SV President Machel salutes troops and turns to talk to military officers and Government officials.
GV & SV Mig fighters fly over in formation.
SCU President Machel watching planes and smiling.
GV Planes fly over and break formation.
SCU President Machel laughing.
SV TRACK President Machel walking through crowds and talking and waving to people. (2 SHOTS)
SV ZOOM TO CU Frelimo Party members singing.
SV President Machel waving to the crowds as he gets into his car.
Script is copyright Reuters Limited. All rights reserved
Background: On the 25th of June. 1980, Mozambique celebrated the fifth anniversary of its independence from Portugal. For five hundred years, until June, 1975, Mozambique had been a Portuguese colony.
SYNOPSIS: The celebrations in the capital, Maputo, were marked by a mass rally attended by Mozambique's leader, President Samora Machel. The rally, in Maputo's Independence Square, was attended by about fifty thousand people.

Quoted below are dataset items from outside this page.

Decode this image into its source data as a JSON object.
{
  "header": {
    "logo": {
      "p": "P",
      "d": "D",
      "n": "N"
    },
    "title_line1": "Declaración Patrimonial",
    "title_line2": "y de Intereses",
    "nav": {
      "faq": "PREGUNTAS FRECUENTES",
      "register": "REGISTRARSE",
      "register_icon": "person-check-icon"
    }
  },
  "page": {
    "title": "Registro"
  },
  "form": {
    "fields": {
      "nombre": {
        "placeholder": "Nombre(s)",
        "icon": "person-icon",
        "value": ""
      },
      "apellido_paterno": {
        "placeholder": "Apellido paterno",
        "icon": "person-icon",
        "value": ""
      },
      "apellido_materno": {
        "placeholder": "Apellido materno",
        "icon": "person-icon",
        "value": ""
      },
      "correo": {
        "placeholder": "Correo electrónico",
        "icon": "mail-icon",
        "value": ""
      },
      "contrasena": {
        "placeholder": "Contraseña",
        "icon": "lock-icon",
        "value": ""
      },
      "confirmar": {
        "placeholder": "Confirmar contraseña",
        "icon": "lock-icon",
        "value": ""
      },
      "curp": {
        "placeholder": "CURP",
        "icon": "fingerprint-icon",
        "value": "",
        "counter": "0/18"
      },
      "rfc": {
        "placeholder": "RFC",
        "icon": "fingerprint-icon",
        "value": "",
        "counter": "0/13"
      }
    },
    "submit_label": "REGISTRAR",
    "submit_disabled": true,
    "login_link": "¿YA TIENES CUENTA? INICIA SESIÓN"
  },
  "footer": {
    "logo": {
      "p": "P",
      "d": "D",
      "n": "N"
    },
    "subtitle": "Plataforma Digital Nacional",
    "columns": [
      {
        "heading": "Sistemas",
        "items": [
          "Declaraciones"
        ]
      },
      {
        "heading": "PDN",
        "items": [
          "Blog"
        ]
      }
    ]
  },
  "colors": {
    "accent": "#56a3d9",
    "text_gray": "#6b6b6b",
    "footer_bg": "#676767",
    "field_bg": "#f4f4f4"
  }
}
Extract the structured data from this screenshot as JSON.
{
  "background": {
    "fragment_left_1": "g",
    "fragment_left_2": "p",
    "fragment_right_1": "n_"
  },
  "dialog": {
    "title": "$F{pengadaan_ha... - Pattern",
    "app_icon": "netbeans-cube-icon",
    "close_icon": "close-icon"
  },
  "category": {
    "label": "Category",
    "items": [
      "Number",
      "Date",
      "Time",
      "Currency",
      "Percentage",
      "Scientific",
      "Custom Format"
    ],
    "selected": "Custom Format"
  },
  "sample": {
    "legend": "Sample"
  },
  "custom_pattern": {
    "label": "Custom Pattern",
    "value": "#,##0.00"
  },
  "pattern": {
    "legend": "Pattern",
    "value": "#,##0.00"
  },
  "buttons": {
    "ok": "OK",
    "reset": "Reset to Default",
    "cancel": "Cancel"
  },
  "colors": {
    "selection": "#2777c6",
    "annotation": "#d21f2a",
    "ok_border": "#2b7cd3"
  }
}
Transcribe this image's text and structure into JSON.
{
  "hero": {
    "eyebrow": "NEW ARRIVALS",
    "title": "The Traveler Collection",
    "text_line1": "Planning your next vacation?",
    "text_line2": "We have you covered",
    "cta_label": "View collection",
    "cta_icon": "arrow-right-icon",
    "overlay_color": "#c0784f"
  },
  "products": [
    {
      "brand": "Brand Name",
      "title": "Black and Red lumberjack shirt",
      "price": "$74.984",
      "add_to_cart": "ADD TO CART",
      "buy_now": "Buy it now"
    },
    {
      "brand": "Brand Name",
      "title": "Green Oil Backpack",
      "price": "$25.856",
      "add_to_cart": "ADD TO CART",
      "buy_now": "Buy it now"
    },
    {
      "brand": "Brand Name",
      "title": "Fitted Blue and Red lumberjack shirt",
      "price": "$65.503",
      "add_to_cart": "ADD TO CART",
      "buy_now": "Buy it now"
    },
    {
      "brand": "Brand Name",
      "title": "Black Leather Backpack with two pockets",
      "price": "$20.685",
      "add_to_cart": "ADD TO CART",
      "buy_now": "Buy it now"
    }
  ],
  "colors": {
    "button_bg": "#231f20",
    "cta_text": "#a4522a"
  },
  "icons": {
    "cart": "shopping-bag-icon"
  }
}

The rally followed a campaign begun by President machel earlier this year against negligence and incompetence. In a major policy speech to the rally, the President announced a series of measures aimed at stamping out malpractices in the government and the commercial and private sectors.
His campaign -- known as "the offensive" -- included the dropping of three ministers. President Machel says the person who gives false information allows rice and other foods to rot, is an enemy, and should be punished with the thief and saboteur.
While the President might smile at the sight of Mig fighters flying overhead, the Mozambique economy can afford him little satisfaction. The balance of payments deficit is around one hundred million pounds -- and would be twice that if it were not for foreign aid.
Despite the shortages of basic commodities and hardship among the country's businesses, there was still a strong show of support for the president from members of the ruling Frelimo Party.
Mozambique's leaders freely admit there have been shortcomings. But they say they have had enormous obstacles to overcome, including an almost total lack of trained personnel. The Zimbabwe war has also caused a strain. Twenty-six percent of the budget goes on defence. Despite the setbacks, Mozambicans believe there have been improvements.